If your contact list is sensitive (clients, family, anyone who’d be upset to find their info in a marketing database), don’t use these. Use Method 1 instead. If your list is fine to share with a random web service, this is the fastest option.
What If You Want a Printable Directory Instead?
A common reason people search for “export iPhone contacts to Excel” is that they want a printable list. CSV is one way to get there, but it’s a long path: export to CSV, format the spreadsheet, set up print layout, print.

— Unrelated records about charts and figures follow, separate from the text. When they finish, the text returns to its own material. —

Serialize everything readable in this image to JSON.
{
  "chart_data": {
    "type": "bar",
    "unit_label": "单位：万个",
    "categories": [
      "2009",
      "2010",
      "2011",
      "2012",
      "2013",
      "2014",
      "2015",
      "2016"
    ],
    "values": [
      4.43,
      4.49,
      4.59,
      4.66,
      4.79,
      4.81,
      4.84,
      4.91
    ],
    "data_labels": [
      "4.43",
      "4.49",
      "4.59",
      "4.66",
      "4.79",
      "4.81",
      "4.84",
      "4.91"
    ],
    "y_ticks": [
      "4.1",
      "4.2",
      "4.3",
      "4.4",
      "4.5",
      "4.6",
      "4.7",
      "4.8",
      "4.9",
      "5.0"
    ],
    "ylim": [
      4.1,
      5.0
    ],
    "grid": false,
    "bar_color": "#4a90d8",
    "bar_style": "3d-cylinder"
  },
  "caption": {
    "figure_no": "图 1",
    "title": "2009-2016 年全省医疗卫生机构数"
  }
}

If a printed contact directory is the actual goal, skip the spreadsheet step. ContactPDF generates a print-ready PDF directly from your iPhone Contacts with three layout templates (Classic with photos, Directory with full details, Compact high-density). The PDF is done in one tap, on-device, with no computer or sync required.
Use CSV when you actually need a spreadsheet (mail merge, analysis, deduplication, custom sorting). Skip to PDF when the destination is paper.
CSV Output: What You’ll See
Whichever method you pick, the resulting CSV typically has columns for:
- First Name, Last Name, Middle Name
- Phone 1, Phone 2, Phone 3 (and labels)
- Email 1, Email 2 (and labels)
- Address fields (street, city, state, zip, country)
- Organization, Job Title
- Birthday
- Notes
Photo data and custom field labels usually don’t survive the conversion. If those matter to you, vCard or PDF is a better archive format.
Closing
iPhone doesn’t have a one-tap CSV export and isn’t likely to gain one. Of the four routes, the iCloud-to-Numbers method on a Mac gives the cleanest result without involving any third-party service. Google Contacts works if you’re comfortable with the cloud middleman. Third-party desktop apps work if you don’t have a Mac. Online converters work if your data isn’t sensitive. And if printable was actually the goal, skip CSV and go straight to a tool like ContactPDF.